Purpose. To identify trends in patient satisfaction adjusted for sociodemographic factors and health status from 1989-2003. Methods. Five repeated cross-sectional surveys were used. The study sample included 290,534 household members 20 years of age and over from the five survey periods of 1989, 1992, 1995, 1999, and 2003. Satisfaction was measured using a five-point scale, ranging from "very satisfied" to "very dissatisfied." Crude satisfaction rates, representing the proportion of patients satisfied (very satisfied or satisfied), were calculated for each survey period. Satisfaction rates adjusted for age, sex, marital status, education, and self-rated health status were calculated for each of the five years. Results. Crude satisfaction rates increased from 15.4% in 1989 to 40.5% in 2003. The proportions of satisfaction and dissatisfaction were reversed after 15 years had passed.

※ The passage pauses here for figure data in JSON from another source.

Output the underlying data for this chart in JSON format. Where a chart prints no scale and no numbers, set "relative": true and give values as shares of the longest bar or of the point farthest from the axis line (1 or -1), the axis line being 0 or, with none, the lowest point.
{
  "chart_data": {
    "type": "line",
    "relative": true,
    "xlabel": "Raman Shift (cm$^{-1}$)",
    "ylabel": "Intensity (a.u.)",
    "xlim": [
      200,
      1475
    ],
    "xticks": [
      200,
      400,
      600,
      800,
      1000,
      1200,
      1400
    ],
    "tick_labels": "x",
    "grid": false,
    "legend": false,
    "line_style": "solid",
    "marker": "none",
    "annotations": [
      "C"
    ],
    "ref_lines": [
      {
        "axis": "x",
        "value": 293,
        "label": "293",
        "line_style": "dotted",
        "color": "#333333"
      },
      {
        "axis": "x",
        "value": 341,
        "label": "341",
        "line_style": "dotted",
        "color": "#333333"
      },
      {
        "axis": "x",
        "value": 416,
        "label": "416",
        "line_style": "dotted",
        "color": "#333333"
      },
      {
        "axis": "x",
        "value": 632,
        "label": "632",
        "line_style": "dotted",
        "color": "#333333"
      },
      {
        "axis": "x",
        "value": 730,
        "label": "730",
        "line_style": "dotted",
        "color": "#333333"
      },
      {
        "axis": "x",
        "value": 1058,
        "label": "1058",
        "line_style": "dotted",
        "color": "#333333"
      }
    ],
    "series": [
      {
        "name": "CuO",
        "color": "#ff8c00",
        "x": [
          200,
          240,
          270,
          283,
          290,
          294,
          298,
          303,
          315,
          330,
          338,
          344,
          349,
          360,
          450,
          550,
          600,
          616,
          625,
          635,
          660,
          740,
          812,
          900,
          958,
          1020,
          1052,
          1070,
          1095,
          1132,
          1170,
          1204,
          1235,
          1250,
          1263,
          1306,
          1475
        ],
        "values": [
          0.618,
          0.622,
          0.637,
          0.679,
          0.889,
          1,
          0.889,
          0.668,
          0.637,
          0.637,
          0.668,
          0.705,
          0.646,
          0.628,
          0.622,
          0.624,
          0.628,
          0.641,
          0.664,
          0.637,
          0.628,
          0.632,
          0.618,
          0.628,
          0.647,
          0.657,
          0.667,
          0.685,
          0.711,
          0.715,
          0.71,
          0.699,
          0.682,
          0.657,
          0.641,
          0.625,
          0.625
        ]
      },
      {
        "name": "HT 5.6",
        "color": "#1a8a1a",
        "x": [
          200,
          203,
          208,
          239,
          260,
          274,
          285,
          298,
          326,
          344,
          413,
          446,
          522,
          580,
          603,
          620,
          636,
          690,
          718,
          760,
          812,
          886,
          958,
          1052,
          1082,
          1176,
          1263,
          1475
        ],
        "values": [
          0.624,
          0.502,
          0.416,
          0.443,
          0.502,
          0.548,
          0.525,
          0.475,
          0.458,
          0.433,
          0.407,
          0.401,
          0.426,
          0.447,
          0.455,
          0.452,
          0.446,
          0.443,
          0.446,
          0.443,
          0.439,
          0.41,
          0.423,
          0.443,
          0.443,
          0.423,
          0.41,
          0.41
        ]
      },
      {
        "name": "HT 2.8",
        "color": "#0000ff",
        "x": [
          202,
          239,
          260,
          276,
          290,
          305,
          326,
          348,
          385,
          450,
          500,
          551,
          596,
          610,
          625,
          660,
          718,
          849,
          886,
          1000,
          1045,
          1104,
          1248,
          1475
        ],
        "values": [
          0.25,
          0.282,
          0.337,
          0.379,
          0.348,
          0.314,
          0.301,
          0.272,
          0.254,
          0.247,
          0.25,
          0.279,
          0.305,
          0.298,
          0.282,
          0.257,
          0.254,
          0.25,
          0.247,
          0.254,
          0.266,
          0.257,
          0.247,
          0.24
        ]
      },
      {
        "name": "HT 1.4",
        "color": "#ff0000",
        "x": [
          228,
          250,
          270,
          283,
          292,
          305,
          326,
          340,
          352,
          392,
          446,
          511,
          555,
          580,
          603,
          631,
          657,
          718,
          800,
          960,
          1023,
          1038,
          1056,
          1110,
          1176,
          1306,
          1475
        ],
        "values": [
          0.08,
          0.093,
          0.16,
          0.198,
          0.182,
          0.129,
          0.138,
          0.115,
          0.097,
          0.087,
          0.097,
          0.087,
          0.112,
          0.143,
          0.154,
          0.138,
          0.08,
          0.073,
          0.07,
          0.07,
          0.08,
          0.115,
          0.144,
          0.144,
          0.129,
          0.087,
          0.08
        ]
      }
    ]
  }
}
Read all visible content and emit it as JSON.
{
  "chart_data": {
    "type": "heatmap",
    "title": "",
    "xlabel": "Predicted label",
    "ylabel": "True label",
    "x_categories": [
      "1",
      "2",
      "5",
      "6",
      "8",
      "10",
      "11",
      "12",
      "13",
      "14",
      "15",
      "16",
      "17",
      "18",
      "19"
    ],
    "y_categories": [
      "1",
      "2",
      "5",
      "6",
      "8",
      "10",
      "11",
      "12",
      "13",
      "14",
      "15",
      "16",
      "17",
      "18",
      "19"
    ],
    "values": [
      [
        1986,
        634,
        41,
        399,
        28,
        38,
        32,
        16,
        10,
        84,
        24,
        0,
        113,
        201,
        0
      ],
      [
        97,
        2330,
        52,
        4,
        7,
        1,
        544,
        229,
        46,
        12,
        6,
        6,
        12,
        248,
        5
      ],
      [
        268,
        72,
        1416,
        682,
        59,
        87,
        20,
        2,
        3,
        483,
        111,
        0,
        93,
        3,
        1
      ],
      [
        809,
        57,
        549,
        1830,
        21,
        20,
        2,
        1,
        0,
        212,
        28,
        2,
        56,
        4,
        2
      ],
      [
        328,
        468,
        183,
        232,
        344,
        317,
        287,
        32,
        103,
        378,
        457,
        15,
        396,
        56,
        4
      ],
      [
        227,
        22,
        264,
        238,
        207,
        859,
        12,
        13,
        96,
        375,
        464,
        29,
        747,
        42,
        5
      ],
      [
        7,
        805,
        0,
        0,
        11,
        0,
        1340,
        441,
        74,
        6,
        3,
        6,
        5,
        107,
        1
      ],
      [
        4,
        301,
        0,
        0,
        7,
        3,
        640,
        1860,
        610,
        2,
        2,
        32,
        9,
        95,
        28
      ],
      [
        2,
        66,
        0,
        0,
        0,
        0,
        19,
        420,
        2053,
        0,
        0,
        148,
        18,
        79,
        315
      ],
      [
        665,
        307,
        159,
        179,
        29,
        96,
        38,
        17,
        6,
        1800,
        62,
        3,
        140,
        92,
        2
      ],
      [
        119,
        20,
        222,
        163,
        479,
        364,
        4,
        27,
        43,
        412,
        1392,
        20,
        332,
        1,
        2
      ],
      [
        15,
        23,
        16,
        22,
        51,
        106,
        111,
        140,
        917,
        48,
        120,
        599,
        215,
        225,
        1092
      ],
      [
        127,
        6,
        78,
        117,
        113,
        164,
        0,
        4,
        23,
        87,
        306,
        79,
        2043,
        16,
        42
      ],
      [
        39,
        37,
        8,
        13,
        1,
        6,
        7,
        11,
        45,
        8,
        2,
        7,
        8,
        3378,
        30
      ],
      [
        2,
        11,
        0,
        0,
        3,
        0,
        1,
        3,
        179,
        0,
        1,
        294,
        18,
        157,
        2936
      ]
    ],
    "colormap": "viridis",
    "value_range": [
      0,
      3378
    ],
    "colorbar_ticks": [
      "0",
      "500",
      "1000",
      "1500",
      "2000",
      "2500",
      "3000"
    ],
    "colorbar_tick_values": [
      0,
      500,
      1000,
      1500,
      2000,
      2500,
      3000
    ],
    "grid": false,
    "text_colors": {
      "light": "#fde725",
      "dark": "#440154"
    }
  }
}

However, the satisfaction trend was not linear throughout the different years, with 1992 being the year with the lowest satisfaction rate (9.7%). These trends in crude rates did not change even after adjusting for patient characteristics. The odds of satisfaction in 1992 were 38% lower (odds ratio 0.62, 95% CI 0.60 to 0.64) than the odds in 1989. In 2003, the odds of satisfaction were 4.01 times (95% CI 3.89 to 4.13) the odds for 1989. Older, female, married, and less-educated people were more likely to be satisfied. Patients who rated their health as 'very good' had the highest satisfaction rate, and those with "neutral" health ratings had the lowest. General hospitals achieved substantial improvement whereas pharmacies became the lowest-rated of all institutions. Conclusions. The Korean health system has achieved better patient satisfaction rates over the past 15 years. Increased health expenditure, resources, and quality improvement efforts may have contributed to this progress.